お坊さんのお経と、ひそひそ話をする声が私を包む。


その光景は奇妙に歪で、現実味がなくて。
ああ、これは夢だ。私はそう理解する。
そういえば、髪の毛が脚に触れる感触がない。
つまりこれは過去の夢だ。私の中の客観視する部分がそうつぶやく。

周りの人たちが、ちらり、ちらりと私を見る。
そしてまた、ひそひそ話を続ける。
お坊さんは、私の方を見もしない。
ただ一心に、お経を唱え続ける。

誰もが一様に暗い表情をしていて。
誰もが一様に沈痛な面持ちで。
だけれども、何故だか私には、彼らのそれが嘘だと分かっていた。

今の私であれば、だって、河童の方がよほど人間じみた顔つきをしているもの、とでも評しただろうけど。
過去の私は、河童と出会っていなかったから、そう言う事は出来ず。
代わりに、子供じみたこんな感想を抱いていた。

こんな顔の人たちしか世界にいないなんて。
本当だったら、悲しすぎるから。


お経が響き、ひそひそと耳障りな声が響き続ける。
いつまでもそれが続いているような錯覚すら覚え始めた私が、ふと我に返った瞬間。
目の前で扉が閉まる音がした。

堰を切るように過去の私がわめき始める。
馬鹿。今さらわめいたってどうにもなるものか。私の中の客観視する部分が嘲る。
もちろん過去の私にはそんな声は聞こえず、ただただ叫び続けるのだ。

助けて、誰か助けて。
早くあの扉を開けないと……。

扉が乱暴に蹴破られる音で目が覚めた。
無理な姿勢での眠り……と言っていい物かどうか……に悲鳴を上げる体に鞭を打って、体を起こす。
ついに来るべき時が来てしまったのだ、という感慨に耽ろうとする頭を、抱える代わりにひっぱたく。

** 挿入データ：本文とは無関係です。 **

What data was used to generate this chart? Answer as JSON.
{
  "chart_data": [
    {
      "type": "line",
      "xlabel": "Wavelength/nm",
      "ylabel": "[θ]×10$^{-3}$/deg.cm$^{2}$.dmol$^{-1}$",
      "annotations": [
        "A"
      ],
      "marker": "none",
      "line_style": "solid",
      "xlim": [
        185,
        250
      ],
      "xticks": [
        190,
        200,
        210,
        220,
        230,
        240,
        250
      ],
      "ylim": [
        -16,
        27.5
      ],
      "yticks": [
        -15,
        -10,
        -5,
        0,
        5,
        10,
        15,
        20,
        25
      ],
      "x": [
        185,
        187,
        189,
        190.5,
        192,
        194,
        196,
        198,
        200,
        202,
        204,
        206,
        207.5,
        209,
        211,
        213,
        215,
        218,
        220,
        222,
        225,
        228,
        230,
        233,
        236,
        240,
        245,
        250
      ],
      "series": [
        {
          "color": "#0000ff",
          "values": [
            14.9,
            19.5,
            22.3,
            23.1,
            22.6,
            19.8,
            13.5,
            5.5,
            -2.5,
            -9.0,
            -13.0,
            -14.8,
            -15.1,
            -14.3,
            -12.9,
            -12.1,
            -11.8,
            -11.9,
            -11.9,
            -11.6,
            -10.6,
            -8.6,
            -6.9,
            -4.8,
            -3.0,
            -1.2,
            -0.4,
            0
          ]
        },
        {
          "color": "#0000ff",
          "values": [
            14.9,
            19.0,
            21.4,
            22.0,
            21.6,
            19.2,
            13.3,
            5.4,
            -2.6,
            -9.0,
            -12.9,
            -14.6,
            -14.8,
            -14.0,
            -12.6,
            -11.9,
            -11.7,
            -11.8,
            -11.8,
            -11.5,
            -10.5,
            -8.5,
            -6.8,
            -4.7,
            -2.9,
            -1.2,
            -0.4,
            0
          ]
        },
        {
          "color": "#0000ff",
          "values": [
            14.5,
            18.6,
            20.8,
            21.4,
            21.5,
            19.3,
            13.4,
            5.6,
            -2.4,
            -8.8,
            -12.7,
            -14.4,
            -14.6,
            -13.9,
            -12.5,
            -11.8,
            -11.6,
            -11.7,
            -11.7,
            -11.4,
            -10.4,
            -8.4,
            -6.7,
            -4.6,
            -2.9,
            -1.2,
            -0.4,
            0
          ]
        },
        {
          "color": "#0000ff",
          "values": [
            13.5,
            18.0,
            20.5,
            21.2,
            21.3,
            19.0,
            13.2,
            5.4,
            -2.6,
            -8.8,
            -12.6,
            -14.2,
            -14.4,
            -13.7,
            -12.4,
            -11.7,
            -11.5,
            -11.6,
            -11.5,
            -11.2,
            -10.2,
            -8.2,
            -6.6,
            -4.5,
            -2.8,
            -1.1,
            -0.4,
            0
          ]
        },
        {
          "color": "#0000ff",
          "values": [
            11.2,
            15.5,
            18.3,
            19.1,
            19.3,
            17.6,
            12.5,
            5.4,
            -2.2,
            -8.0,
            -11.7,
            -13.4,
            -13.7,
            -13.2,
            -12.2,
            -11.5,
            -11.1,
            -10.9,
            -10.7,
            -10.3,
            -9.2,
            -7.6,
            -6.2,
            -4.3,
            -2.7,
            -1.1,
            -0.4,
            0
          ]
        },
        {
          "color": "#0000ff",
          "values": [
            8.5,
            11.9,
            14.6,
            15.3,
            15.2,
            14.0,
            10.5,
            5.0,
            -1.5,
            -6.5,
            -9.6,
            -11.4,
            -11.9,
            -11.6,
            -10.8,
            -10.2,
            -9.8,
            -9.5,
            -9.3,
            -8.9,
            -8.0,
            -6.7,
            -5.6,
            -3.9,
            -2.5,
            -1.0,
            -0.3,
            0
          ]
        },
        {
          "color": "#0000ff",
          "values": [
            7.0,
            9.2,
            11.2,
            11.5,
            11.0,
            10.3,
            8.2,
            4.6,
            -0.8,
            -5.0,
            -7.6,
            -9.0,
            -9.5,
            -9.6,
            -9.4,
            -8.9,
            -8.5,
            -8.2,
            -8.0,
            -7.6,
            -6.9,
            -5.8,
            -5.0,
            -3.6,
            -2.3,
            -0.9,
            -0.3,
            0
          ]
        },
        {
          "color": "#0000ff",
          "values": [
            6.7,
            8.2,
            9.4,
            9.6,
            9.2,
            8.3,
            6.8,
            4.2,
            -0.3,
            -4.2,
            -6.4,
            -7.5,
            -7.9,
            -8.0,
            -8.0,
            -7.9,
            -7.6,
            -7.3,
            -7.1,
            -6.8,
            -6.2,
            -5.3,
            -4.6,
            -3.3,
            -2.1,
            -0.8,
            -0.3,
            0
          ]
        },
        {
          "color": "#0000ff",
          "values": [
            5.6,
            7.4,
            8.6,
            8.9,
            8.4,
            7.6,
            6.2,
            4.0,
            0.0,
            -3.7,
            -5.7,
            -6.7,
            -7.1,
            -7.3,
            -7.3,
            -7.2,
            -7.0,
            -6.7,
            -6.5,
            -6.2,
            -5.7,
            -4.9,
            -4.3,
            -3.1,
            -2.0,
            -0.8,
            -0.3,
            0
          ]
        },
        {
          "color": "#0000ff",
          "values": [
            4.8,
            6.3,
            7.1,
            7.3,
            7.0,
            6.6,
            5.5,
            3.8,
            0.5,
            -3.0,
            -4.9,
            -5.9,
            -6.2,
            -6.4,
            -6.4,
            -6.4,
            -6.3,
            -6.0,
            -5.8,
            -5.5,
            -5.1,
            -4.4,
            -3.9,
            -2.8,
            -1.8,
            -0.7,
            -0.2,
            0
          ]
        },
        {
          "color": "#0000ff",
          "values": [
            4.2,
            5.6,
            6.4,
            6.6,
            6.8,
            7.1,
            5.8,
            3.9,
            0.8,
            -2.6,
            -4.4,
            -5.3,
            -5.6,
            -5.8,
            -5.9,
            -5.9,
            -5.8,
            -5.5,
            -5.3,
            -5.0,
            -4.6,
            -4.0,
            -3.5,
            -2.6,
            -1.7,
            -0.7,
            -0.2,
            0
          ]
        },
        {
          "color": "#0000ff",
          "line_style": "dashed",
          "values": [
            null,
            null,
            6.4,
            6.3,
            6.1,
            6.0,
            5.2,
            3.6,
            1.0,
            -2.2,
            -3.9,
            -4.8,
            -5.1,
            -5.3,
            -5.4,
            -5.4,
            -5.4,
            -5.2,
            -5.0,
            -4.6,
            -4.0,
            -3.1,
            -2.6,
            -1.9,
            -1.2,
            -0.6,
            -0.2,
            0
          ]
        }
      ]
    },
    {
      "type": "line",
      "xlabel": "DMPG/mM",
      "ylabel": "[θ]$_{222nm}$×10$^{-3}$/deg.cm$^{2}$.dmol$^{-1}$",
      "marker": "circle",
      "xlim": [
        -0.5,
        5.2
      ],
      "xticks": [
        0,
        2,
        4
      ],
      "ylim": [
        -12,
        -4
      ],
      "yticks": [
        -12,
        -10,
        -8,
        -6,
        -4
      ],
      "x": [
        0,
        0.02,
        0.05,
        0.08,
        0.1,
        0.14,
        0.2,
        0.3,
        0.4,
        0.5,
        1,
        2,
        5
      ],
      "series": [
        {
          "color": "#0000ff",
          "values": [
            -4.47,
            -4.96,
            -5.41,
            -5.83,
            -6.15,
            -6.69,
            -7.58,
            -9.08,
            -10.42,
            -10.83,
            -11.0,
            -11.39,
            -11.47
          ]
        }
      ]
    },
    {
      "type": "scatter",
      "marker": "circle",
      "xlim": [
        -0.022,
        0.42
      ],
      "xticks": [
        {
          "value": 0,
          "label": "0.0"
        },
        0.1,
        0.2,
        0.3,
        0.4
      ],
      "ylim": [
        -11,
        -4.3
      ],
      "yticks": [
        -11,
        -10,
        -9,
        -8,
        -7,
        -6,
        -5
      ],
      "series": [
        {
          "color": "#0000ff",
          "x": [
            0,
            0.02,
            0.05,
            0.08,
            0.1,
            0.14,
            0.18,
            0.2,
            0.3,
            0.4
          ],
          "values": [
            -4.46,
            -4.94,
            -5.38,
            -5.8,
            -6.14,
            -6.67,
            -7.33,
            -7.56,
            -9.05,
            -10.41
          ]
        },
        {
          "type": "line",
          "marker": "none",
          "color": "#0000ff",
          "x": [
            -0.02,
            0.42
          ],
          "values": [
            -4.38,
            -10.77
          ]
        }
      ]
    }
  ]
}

部屋の中は一瞬前の記憶のまま、日本銀行券が散らばっていた。
まだ、この部屋に誰かが侵入した形跡はない。
助かった。一手で詰みまで持っていかれていたらどうしようもなかった。
音の大きさからして、あれはこの長屋……という名のアパートの入口の扉を破った音だろう。
まだ、時間的にある程度余裕はあるはずだ。
私は、まず部屋に散らばる日本銀行券をかき集め、一枚残らず衣装箪笥の2番目の引き出し……普段は使わず、空き段だった……に突っ込む。
この間、約5分。

次に、私は部屋に転がる文庫本を見、数秒思案する。
馬鹿正直に手に持っていては、これは大事な物です、と言っているような物だ。
どうするべきか。選択肢はあまりなかった。

「……やれやれ。いざとなると変な結論しかでないのね」

私はため息をつくと、ワンピースの胸元を数度、試すように引っ張った。

【状況説明】

【Link:姫郡 久実 36ターン】

幽霊長屋。
それは、町はずれにある木造の二階建てアパートの通称である。
管理が放棄されていて荒れ放題……と、呼称を聞いた人間は考えがちだが、
実際に足を踏み入れた人間は、そこまでひどくはない、という感想を持つだろう。
老朽化は否めないが、実は人が住んでいる、と言われてもぎりぎり納得できるレベルの荒れ具合ではあった。

唐空が蹴り破った扉を開くと、ロビー、というべきだろうか。畳を敷けば四畳半程度の広さの部屋があった。
板張りの床がむき出しだが、埃は薄い。誰か掃除した人間がいるのだろうか?
そこからは、左右に幅2m、長さ10mほどの廊下が伸び、正面には2階に上がる階段がある。